The mass difference in $kg$:

$-0.01798 amu \times \frac{1.66054 \times {10}^{-27} kg}{1 amu}=2.9856\times {10}^{-29}kg$

Now the energy released during the reaction:

$E=(∆m)c^2$

$E= \left(- 2.98 \times {10}^{-29} kg\right) \times {\left(2.998 \times {10}^8 m/s \right)}^2$

$\therefore E= -2.68 \times {10}^{-12} kg· m^2/s^2= -2.68 \times {10}^{-12} J$

Thus, the energy released during the third given reaction is $2.68 \times {10}^{-12} J$

d.

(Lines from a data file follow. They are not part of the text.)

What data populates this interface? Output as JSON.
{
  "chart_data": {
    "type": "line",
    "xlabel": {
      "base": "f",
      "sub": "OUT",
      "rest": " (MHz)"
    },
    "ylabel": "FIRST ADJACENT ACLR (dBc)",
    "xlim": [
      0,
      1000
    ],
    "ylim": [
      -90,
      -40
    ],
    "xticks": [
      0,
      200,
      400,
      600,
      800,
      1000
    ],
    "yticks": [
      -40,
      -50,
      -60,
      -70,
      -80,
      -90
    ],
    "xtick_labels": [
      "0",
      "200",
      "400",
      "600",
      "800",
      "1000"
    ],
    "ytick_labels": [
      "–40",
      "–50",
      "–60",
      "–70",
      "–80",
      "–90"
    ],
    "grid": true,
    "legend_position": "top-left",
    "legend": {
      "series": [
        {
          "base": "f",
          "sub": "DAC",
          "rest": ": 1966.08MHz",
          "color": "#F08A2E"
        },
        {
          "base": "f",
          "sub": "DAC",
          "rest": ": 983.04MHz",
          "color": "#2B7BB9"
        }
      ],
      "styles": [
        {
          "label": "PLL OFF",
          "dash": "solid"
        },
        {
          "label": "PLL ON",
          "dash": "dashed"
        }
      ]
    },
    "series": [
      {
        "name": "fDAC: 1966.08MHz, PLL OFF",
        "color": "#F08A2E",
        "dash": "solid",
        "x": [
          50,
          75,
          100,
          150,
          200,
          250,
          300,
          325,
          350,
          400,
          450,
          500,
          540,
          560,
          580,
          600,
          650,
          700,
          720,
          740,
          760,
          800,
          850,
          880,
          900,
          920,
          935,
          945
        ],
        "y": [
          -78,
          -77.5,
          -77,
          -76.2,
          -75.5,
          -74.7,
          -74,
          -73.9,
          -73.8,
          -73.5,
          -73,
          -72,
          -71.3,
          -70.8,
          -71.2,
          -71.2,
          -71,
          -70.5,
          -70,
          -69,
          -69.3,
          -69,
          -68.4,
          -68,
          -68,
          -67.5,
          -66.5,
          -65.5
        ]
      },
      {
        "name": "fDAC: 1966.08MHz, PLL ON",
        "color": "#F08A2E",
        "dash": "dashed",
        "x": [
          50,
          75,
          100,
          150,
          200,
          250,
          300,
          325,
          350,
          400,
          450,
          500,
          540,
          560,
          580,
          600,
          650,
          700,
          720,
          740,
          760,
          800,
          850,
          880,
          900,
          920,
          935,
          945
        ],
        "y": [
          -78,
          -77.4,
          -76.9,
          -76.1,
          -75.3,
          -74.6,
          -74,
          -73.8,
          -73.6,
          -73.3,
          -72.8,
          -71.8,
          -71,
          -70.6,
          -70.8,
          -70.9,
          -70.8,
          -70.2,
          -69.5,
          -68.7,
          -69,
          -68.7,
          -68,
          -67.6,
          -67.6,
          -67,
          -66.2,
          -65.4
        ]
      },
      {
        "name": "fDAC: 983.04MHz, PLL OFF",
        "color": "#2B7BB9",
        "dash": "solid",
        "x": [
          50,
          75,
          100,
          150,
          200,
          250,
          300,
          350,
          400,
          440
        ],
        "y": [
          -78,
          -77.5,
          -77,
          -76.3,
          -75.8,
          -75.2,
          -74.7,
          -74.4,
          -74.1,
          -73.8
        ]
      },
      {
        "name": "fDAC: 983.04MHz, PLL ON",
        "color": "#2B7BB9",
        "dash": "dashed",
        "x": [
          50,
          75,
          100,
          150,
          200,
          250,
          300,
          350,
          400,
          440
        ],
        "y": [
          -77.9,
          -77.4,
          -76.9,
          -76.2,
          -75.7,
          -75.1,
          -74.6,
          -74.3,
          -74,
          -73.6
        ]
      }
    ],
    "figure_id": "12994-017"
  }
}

The fourth equation given as:

$Mg+He \to Si$

First, we calculate the difference in the mass of the particles:

$∆m= \left(m_{Silicon}\right)- \left(m_{Magnesium}+ m_{Helium}\right)$

$∆m= \left(27.97693 amu\right)- \left(23.98504 amu+4.00260 amu\right)$

$∆m= 27.97693 amu- \left(27.98764 amu\right)$

$\therefore ∆m= -0.01071 amu$

The mass difference in $kg$:

$-0.01071 amu \times \frac{1.66054 \times {10}^{-27} kg}{1 amu}=1.7784 \times {10}^{-29} kg$

Now the energy released during the reaction:

$E=(∆m)c^2$

$E= \left(- 1.78 \times {10}^{-29} kg\right) \times {\left(2.998 \times {10}^8 m/s \right)}^2$

$\therefore E= -1.60 \times {10}^{-12} kg{\left(\frac{m}{s}\right)}^2= -1.60 \times {10}^{-12} J$

Conclusion:

The lost mass during the reaction results in energy release that can be calculated using Einstein’s equation.